How do you add css to a Kotlin JS project?
Asked Answered
C

2

8

I created a new Kotlin/JS Gradle project using the wizard in IntelliJ.

I'm unclear how I'm supposed to add css to the project. The documentation explains how to enable css webpack support, but it doesn't actually say how to add the css file into your project (i.e., how to use the file).

For example, in a normal project, you would just import it in a javascript file. Since I am writing in Kotlin, how do I do it now?

Calderon answered 24/1, 2021 at 21:58 Comment(3)
Actually it does.Abscission
The documentation explains exactly how to use the CSS: kotlinlang.org/docs/reference/… . Did you follow it thoroughly?Abscission
Updated link: kotlinlang.org/docs/js-project-setup.html#cssLivestock
G
11

The current documentation is not very precise about this. There are actually two cases:

Importing CSS from existing packages

You can pretty easily import CSS files from other Node-modules using the require() function:

import kotlinext.js.require
import kotlinx.browser.document
import react.dom.h1
import react.dom.render

fun main() {
    require("bootstrap/dist/css/bootstrap.css")
    render(document.getElementById("root")) {
        h1 { +"Hello"}
    }
}

For this to work, you need to specify cssSupport.enabled = true in your Gradle build, just like described in the documentation.
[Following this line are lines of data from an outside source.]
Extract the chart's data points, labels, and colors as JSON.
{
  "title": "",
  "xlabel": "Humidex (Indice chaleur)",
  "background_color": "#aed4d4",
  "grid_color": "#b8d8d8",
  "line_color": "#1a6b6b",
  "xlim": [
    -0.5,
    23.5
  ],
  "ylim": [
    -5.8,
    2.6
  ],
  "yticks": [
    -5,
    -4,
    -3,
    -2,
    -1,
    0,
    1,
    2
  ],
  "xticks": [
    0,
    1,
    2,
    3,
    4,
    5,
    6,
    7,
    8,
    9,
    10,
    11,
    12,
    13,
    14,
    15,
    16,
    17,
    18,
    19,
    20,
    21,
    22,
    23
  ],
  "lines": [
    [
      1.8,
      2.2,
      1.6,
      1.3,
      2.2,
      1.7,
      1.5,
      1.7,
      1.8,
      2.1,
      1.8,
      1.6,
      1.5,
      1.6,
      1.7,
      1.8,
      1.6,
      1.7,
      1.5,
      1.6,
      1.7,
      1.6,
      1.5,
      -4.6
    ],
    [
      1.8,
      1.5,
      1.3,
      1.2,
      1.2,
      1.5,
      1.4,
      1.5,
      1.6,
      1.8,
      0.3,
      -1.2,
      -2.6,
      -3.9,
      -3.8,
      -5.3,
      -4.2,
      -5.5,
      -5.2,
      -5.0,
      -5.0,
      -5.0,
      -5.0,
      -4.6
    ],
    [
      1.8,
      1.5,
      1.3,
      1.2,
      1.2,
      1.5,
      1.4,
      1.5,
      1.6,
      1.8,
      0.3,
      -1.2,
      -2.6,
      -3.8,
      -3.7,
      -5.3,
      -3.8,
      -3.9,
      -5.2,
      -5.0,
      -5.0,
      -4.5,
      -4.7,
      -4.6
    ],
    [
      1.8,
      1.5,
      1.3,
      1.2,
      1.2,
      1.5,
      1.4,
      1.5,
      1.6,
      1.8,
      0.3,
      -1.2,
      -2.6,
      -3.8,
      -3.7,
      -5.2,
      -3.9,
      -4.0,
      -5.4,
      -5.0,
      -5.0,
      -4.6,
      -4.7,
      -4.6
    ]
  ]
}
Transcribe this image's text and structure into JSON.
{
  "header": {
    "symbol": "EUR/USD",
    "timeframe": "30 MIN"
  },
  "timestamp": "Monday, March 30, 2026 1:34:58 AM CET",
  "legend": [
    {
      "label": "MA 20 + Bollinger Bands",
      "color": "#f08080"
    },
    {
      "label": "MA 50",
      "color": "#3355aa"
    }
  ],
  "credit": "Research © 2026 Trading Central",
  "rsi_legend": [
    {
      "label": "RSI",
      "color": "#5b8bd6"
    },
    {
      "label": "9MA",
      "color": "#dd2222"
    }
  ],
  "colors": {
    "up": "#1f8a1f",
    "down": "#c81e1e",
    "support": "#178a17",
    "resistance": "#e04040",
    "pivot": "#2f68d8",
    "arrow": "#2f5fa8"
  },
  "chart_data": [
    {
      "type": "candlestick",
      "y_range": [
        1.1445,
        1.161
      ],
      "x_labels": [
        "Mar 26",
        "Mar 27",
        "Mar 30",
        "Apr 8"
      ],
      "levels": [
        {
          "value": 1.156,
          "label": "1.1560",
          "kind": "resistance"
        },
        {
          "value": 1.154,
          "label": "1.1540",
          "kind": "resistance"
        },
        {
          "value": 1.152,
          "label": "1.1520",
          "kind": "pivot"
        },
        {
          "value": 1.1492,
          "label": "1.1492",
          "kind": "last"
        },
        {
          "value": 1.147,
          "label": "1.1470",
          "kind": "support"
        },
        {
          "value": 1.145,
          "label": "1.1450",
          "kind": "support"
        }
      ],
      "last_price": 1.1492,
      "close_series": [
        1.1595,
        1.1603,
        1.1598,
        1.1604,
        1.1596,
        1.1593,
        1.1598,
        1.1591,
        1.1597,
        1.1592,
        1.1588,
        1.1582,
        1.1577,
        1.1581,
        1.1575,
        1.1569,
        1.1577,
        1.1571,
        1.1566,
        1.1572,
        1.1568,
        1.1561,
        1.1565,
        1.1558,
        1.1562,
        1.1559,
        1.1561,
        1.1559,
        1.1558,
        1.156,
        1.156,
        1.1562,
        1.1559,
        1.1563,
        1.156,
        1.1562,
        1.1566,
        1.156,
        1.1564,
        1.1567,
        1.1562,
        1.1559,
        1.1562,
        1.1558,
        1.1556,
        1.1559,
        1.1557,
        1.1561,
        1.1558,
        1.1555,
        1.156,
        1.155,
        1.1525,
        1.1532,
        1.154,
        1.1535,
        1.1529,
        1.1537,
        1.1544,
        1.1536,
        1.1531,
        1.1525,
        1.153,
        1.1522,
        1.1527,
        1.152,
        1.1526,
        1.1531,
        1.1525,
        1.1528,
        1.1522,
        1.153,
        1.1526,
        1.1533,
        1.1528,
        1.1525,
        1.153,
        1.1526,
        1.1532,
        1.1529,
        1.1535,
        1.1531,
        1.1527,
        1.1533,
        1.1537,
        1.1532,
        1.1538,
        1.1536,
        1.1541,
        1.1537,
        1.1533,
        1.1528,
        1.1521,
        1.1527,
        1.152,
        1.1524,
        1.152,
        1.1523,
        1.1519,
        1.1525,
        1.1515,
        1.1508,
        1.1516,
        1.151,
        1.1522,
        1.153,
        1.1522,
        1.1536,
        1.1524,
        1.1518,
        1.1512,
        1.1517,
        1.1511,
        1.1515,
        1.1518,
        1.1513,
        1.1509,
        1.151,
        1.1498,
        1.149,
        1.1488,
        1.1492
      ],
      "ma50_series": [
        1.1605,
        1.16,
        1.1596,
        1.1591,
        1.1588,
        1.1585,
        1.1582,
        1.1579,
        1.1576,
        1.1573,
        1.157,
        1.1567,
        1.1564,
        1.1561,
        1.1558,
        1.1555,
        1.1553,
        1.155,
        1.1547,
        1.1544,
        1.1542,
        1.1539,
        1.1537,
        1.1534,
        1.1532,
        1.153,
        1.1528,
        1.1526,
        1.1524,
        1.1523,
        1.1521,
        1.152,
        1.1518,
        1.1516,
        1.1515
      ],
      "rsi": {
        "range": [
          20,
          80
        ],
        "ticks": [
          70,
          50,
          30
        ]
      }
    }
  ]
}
CSS imported this way will be processed by Webpack.

Incorporating your own CSS into the Webpack build

This seems to be a bit tricky right now. The KotlinJS plugin doesn't copy any resources to the Webpack's build directory (build/js/packages/<project_name>) by default and I didn't find any obvious configuration option for this. To solve it, you have to tell Webpack where it can find your styles:

Create webpack.conf.d directory in project's root and put inside some JS file containing:

config.resolve.modules.push("<your_stylesheet_dir>");

This config will be picked up by the KotlinJS plugin and merged into the generated build/js/packages/<project_name>/webpack.config.js. With this configuration you can just require() project's styles like in the example above. It is kind of mentioned in the documentation.

Alternatively you can tweak the Gradle build, so it copies the stylesheets into the Webpack's build dir:

task("copyStylesheets", Copy::class) {
    from(kotlin.sourceSets["main"].resources) {
        include("styles/**")
    }
    into("${rootProject.buildDir}/js/packages/${kotlin.js().moduleName}")
    // kotlin { js { moduleName = "xyz" }} has to be set for this to work 
}
tasks.withType(org.jetbrains.kotlin.gradle.tasks.KotlinJsDce::class) {
    dependsOn("copyStylesheets")
}
Gomez answered 13/2, 2021 at 15:46 Comment(2)
You can use into("${rootProject.buildDir}/js/packages/${rootProject.name}-${project.name}") to avoid setting moduleNameCusco
In my system, using kotlin multiplatform, everything you place inside jsMain/resources is automatically copied to build/js/packages/<project_name>/kotlinCusco
W
0

Simply sticking a CSS file into main/resources and referencing it in index.html worked for both browserDevelopmentRun and serving the production build, statically. The CSS file appears in build/distributions.

My build:

kotlin("js") version "1.7.20"

index.html

<link rel="stylesheet" href="index.css">

index.css is in the same resource folder as index.html.

This also works for images anything else, apparently.